HRC Provides Mezzanine Loan for Le Meridien Conversion

. October 14, 2008

FEBRUARY 21, 2008. Hudson Realty Capital LLC (HRC) recently provided a $3.4 million mezzanine loan for the development of a 202-room Le Meridien Hotel. The property, a now-vacant YMCA building, is located in Philadelphia's historic Broad Street District.

"HRC was also involved in the first stage of this project, having provided a $10.88 million acquisition and predevelopment loan, which was recently retired," explained Spencer Garfield, managing director of HRC, a New York-based real estate fund manager. "The smaller mezzanine loan is an accommodation to the sponsor to help fill a gap in financing."

The hotel is to be constructed on the top five floors of the turn-of-the-century, 10-story building, plus approximately 5,500 square feet on the ground level to include the hotel lobby and a 50-seat bar. The plans also call for a 90-seat restaurant and a 3,000 square-foot ballroom on the third floor.

Construction is expected to be completed in 16 months, and the hotel is scheduled to open in Spring 2009. It will be the first new upscale, full-service hotel to open in Center City since 2000.
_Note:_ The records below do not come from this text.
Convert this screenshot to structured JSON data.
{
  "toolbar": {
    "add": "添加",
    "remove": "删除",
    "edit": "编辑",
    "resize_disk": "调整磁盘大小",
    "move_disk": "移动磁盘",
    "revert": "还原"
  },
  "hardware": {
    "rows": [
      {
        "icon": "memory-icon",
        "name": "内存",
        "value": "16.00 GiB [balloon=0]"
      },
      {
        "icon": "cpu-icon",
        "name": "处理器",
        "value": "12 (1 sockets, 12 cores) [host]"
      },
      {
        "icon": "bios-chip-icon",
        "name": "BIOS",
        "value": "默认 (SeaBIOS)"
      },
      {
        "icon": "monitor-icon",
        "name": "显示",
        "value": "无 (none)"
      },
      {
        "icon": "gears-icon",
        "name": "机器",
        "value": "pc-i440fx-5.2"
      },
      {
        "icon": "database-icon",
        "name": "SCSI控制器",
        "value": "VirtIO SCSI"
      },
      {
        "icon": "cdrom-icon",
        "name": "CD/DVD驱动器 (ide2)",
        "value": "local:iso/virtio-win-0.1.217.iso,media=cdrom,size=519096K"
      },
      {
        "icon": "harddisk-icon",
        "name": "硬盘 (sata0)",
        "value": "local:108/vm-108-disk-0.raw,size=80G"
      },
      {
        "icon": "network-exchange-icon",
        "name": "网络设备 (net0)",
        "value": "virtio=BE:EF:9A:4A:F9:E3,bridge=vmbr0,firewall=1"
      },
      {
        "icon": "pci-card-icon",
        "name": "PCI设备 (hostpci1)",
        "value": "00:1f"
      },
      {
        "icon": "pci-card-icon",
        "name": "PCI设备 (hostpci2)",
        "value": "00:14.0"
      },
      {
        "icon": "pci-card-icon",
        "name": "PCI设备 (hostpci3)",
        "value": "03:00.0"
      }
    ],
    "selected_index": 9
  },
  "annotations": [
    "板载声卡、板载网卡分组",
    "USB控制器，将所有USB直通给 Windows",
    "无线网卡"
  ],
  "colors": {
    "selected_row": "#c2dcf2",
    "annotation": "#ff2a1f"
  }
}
The sponsor, Development Services Group (DSG), is based in Memphis, Tenn., and has a twenty-year track record for developing and operating quality real estate assets including hotel, residential multi-family and healthcare properties. The firm has developed approximately 2,600 rooms in 23 hotels in the U.S. and currently manages nine hotels totaling more than 1,000 rooms.

Since the formation of its initial two funds in 2002, HRC has closed more than $2 billion in commercial real estate transactions and more than $1.2 billion of assets under management.